Mr. Dosanjh acknowledged that patriarchy exists in other cultures, “but that doesn’t justify it among South Asians. Justice ought not to be relative. This is about fairness and dignity toward women.”

Ms. Prahst said girls are still seen as a liability in many South Asian families because: of the desire to retain the family name; the “enormous economic investment in the son,” who is then to care for his aging parents; and the ongoing tradition of brides having to provide lucrative dowries to their husbands.

“We can longer be silent about this issue. It’s time for us all to speak out against gender inequality,” she declared.

Rajvinder’s father, Lakhvinder Kahlon, appeared in Surrey Provincial Court yesterday afternoon, charged with the first-degree murder of his youngest daughter.

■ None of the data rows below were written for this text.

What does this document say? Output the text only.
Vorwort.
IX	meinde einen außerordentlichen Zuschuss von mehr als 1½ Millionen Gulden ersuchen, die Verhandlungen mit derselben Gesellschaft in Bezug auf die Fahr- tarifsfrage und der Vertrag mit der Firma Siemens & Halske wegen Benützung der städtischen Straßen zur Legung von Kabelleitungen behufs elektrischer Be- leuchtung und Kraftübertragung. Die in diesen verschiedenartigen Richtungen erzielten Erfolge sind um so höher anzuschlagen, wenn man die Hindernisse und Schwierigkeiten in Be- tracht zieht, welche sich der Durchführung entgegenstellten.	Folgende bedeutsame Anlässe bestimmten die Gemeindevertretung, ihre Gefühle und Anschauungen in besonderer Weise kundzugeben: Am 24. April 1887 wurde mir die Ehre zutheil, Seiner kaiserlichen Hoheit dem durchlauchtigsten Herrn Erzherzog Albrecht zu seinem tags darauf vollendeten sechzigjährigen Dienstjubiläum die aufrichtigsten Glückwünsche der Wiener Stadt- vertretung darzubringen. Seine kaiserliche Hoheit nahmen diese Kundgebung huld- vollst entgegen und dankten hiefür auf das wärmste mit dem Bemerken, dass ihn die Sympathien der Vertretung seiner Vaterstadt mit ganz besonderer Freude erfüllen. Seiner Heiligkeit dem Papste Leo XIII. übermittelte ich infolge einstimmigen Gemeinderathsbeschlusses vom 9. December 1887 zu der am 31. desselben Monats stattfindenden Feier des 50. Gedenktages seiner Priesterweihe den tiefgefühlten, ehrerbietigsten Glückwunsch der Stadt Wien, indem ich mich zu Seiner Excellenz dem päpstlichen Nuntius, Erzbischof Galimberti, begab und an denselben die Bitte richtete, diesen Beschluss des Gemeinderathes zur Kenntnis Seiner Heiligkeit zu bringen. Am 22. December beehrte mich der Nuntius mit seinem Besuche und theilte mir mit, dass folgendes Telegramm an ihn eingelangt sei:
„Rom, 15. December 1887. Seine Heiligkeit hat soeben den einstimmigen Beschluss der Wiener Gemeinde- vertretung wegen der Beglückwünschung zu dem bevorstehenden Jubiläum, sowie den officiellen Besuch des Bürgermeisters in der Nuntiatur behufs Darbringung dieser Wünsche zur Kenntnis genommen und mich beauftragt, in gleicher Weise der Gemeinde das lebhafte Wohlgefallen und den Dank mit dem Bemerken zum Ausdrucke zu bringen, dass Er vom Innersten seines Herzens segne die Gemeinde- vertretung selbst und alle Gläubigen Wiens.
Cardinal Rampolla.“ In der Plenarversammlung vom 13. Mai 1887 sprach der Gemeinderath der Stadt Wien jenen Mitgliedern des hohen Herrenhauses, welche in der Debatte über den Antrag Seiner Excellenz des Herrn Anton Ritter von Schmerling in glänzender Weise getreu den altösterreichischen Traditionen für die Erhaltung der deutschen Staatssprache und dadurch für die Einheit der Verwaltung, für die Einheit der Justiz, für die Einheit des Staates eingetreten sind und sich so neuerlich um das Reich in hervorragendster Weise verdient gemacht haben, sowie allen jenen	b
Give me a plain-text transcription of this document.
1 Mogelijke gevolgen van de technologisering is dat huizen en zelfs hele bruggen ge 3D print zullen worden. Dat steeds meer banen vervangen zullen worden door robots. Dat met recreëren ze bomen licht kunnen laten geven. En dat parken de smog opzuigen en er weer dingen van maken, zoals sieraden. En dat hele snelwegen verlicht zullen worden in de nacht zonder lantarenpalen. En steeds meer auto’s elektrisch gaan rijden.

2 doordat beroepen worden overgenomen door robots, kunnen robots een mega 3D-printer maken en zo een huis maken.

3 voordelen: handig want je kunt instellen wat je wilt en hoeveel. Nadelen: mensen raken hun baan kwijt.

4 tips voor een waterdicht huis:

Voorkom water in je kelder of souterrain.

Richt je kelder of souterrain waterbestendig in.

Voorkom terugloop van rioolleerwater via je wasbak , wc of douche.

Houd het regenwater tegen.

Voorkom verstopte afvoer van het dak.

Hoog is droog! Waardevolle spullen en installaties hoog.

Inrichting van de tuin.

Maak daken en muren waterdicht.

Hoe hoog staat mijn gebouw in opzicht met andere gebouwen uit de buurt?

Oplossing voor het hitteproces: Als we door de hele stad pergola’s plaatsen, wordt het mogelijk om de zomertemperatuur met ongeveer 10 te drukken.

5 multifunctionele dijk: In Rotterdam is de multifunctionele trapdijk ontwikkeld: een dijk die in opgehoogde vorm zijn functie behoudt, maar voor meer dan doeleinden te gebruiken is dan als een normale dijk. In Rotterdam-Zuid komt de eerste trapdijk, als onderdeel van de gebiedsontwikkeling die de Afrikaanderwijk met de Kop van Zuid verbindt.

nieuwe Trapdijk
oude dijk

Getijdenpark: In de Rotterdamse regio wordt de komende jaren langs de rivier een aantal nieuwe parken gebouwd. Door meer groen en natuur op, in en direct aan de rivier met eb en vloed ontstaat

Mr. Kahlon, with short, frizzy hair and a trim grey beard, appeared stunned when brought into court for his brief first appearance. He stood with arms folded across his chest, then sat down and stared ahead, showing no emotion.

Judge William MacDonald ordered a 30-day psychiatric assessment to determine whether the accused is fit to stand trial. He also imposed a publication ban on all evidence presented in court.

Defence lawyer Kris Pechet said his 47-year-old client is “very distraught.”

Rajvinder was killed at home while her mother, Manit Kaur Kahlon, walked the couple’s two older daughters to school.

An uncle of the dead girl, who asked to be identified only by his first name, Jimmi, described her as “vibrant and very precious. One can only imagine what her mother is going through.”